An diesem Ergebnis vermag auch der Umstand nichts zu ändern, dass die belangte Behörde hier das Vorliegen der Voraussetzungen des § 69 Abs. 3 StL verneinte, zumal gerade dies nach Abs. 4 leg. cit. die Zurückweisung "der Bürgerinitiative" als unzulässig zur Folge hat. Die Bürgerinitiative genießt daher auch im Streit darüber Parteistellung, ob sie die Voraussetzung, von mindestens 800 Bürgern unterschrieben zu sein, erfüllt oder nicht.
Die belangte Behörde hat daher ihren Bescheid zu Recht an die Bürgerinitiative und nicht etwa an einzelne Unterzeichner der Bürgerinitiative, wie die Beschwerdeführerin, gerichtet.
Auch kann nicht davon ausgegangen werden, dass zwischen der Beschwerdeführerin und der genannten Bürgerinitiative etwa Identität bestünde, hat erstere doch den gegenständlichen Antrag nicht im eigenen Namen, sondern im Namen der genannten Bürgerinitiative, die ihrerseits aus einer - zwischen den Parteien des verwaltungsgerichtlichen Verfahrens strittigen - Zahl von Unterzeichnern besteht, gestellt. Der Umstand, dass die belangte Behörde den Bescheid der genannten Bürgerinitiative nicht nur zu Handen des namhaft gemachten Zustellbevollmächtigten, sondern auch zu Handen der Beschwerdeführerin zugestellt hat, führt, wie bereits oben ausgeführt, nicht zu einer Bescheiderlassung gegenüber der Beschwerdeführerin als natürliche Person.

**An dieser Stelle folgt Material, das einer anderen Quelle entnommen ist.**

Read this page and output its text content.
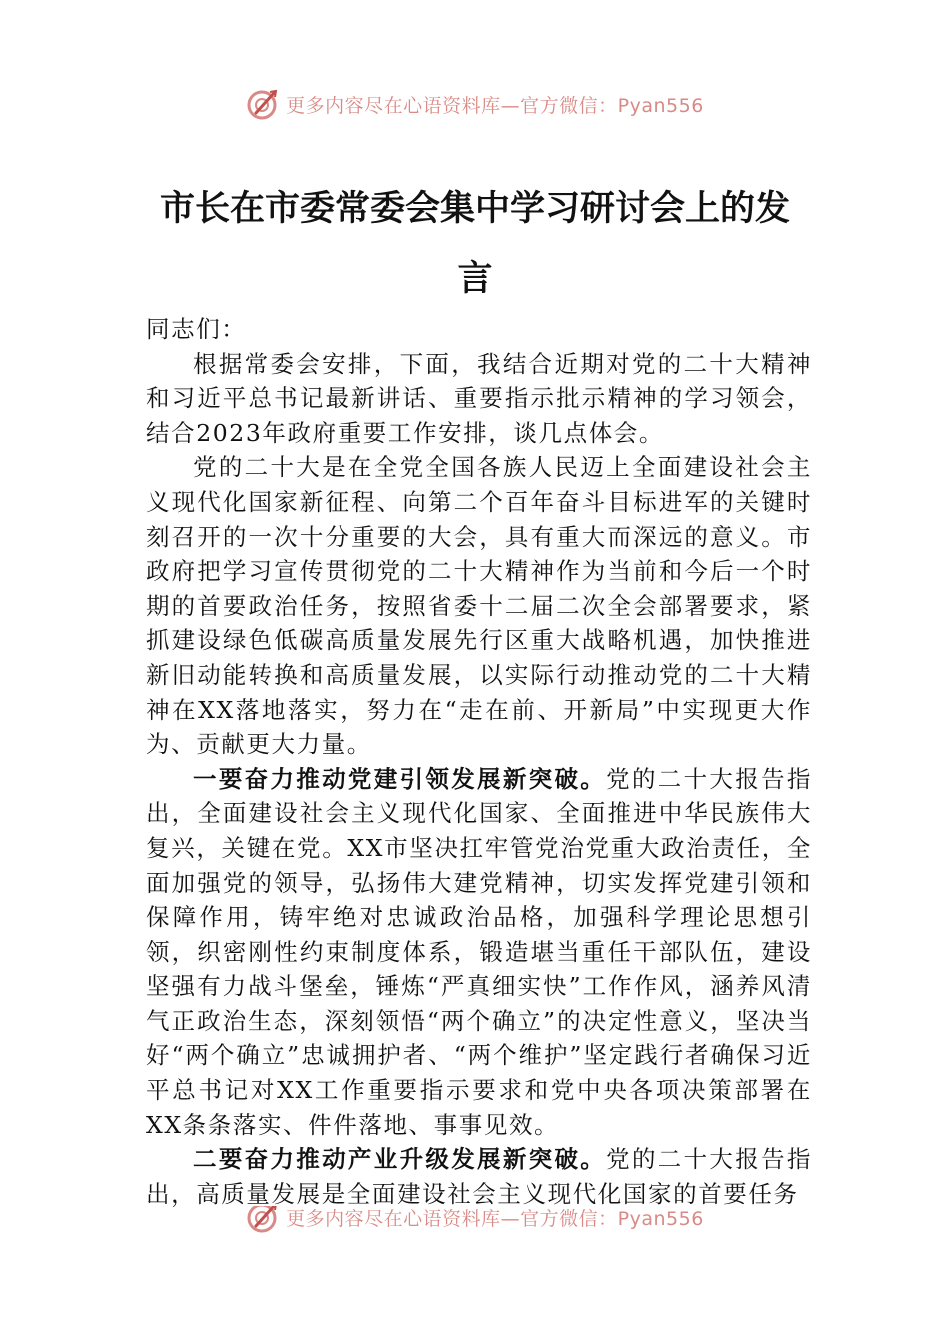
更多内容尽在心语资料库—官方微信：Pyan556
市长在市委常委会集中学习研讨会上的发
言

同志们：

根据常委会安排，下面，我结合近期对党的二十大精神和习近平总书记最新讲话、重要指示批示精神的学习领会，结合2023年政府重要工作安排，谈几点体会。

党的二十大是在全党全国各族人民迈上全面建设社会主义现代化国家新征程、向第二个百年奋斗目标进军的关键时刻召开的一次十分重要的大会，具有重大而深远的意义。市政府把学习宣传贯彻党的二十大精神作为当前和今后一个时期的首要政治任务，按照省委十二届二次全会部署要求，紧抓建设绿色低碳高质量发展先行区重大战略机遇，加快推进新旧动能转换和高质量发展，以实际行动推动党的二十大精神在XX落地落实，努力在“走在前、开新局”中实现更大作为、贡献更大力量。

一要奋力推动党建引领发展新突破。党的二十大报告指出，全面建设社会主义现代化国家、全面推进中华民族伟大复兴，关键在党。XX市坚决扛牢管党治党重大政治责任，全面加强党的领导，弘扬伟大建党精神，切实发挥党建引领和保障作用，铸牢绝对忠诚政治品格，加强科学理论思想引领，织密刚性约束制度体系，锻造堪当重任干部队伍，建设坚强有力战斗堡垒，锤炼“严真细实快”工作作风，涵养风清气正政治生态，深刻领悟“两个确立”的决定性意义，坚决当好“两个确立”忠诚拥护者、“两个维护”坚定践行者确保习近平总书记对XX工作重要指示要求和党中央各项决策部署在XX条条落实、件件落地、事事见效。

二要奋力推动产业升级发展新突破。党的二十大报告指出，高质量发展是全面建设社会主义现代化国家的首要任务

更多内容尽在心语资料库—官方微信：Pyan556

Da der angefochtene Bescheid daher nicht gegenüber der Beschwerdeführerin, sondern gegenüber der genannten Bürgerinitiative ergangen ist, hätte auch nur die genannte Bürgerinitiative Beschwerde vor dem Verwaltungsgerichtshof erheben können. Die vorliegende Beschwerde war gemäß § 34 Abs. 1 VwGG mangels Berechtigung zu ihrer Erhebung ohne weiteres Verfahren in nicht öffentlicher Sitzung mit Beschluss zurückzuweisen.